The Hitmix
- Newcastle-under-Lyme; United Kingdom;
- Frequency: 107.5 MHz
- RDS: _HitMix_

Programming
- Format: Community radio

History
- First air date: November 28, 2015

Technical information
- ERP: 25 watts
- Transmitter coordinates: 53°01′44″N 2°17′00″W﻿ / ﻿53.0289°N 2.2833°W

Links
- Website: www.thehitmix.co.uk

= The Hitmix =

The Hitmix is a British community radio station for Newcastle-under-Lyme, Staffordshire, covering the Borough of Newcastle-under-Lyme. It broadcasts from a home studio in the rural village of Alsagers Bank.

== History ==
The Hitmix launched as a full-time radio service in November 2015, having been awarded an Ofcom community radio licence in October 2014 over competing applicants including 6 Towns Radio and Cre8 Radio, a station operated by Staffordshire University. Prior to this, Hitmix previously operated a number of temporary broadcasts under restricted service licences to test the viability of the station.

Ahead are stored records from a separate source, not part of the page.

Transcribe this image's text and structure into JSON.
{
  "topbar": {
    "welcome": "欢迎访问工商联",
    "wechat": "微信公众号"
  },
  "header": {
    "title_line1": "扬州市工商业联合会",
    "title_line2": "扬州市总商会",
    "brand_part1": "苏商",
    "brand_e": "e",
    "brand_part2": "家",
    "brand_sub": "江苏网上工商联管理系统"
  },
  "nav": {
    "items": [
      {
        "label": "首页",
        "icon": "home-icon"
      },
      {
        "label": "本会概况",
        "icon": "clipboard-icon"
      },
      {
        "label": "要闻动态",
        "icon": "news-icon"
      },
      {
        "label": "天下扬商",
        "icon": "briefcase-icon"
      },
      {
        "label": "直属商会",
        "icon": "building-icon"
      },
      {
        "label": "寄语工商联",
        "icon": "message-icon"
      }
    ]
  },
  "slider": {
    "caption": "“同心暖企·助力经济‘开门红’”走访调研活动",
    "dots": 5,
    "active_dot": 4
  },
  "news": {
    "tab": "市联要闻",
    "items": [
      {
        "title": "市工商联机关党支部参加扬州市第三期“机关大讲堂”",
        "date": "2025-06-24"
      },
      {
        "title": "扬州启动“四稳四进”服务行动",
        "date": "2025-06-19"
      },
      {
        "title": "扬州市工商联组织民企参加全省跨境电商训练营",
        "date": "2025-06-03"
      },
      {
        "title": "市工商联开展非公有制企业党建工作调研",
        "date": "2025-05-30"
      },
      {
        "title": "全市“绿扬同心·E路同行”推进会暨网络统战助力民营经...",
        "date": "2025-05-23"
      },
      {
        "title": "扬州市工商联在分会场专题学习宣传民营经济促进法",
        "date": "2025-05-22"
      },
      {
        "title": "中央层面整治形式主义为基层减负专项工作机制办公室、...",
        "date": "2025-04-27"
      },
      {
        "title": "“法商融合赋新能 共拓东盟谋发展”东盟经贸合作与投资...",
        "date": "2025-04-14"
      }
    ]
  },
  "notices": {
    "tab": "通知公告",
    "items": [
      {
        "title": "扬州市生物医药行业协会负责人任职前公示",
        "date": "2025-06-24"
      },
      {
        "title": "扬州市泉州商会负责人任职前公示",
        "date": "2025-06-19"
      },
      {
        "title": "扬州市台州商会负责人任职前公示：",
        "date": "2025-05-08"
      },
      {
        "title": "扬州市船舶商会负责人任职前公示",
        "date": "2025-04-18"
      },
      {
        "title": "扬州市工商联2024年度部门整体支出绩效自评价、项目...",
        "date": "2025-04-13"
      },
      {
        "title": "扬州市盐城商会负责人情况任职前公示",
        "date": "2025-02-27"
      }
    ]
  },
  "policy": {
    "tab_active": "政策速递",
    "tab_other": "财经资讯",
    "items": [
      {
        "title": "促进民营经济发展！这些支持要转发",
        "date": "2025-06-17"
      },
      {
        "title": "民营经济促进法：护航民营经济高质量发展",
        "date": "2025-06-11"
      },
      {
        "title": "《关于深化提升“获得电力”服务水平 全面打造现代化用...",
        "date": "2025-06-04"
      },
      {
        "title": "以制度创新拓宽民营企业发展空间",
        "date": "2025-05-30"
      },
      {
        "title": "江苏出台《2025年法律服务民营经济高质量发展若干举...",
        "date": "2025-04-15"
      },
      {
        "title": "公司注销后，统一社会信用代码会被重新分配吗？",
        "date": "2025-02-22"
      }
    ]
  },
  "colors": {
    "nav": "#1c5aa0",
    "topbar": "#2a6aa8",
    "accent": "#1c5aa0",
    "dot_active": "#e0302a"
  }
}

In April 2020, the station took on local radio presenter Johnny Owen, building a home studio to allow the presenter to perform a daily show during the COVID-19 pandemic and his own recovery from cancer. In October 2020, Johnny Owen died from cancer.

In October 2020, the station continued to hire new presenters, including a number of presenters made redundant from neighbouring commercial radio station Signal 2 after it was purchased by Bauer Media and rebranded as Greatest Hits Radio.

In January 2021, Hitmix was found in breach of its Ofcom licence for failing to provide the required recordings of its output.

== Programming ==
The station's Key Commitments, set out in its licence, state that it must provide mainstream music from the 60s to the present day, along with "topics of local interest, airtime for charitable groups, interviews, studio guests, local news and national news bulletins". Much of Hitmix's programming consists of popular music shows, with some specialist programming covering various music genres broadcast primarily at weekends.

== Transmission ==
The station transmits on an FM frequency of 107.5 MHz with an ERP of 125 watts from a transmission site adjacent to its studios in the village of Alsagers Bank, Staffordshire. Coverage extends across the station's target area in the Borough of Newcastle-under-Lyme.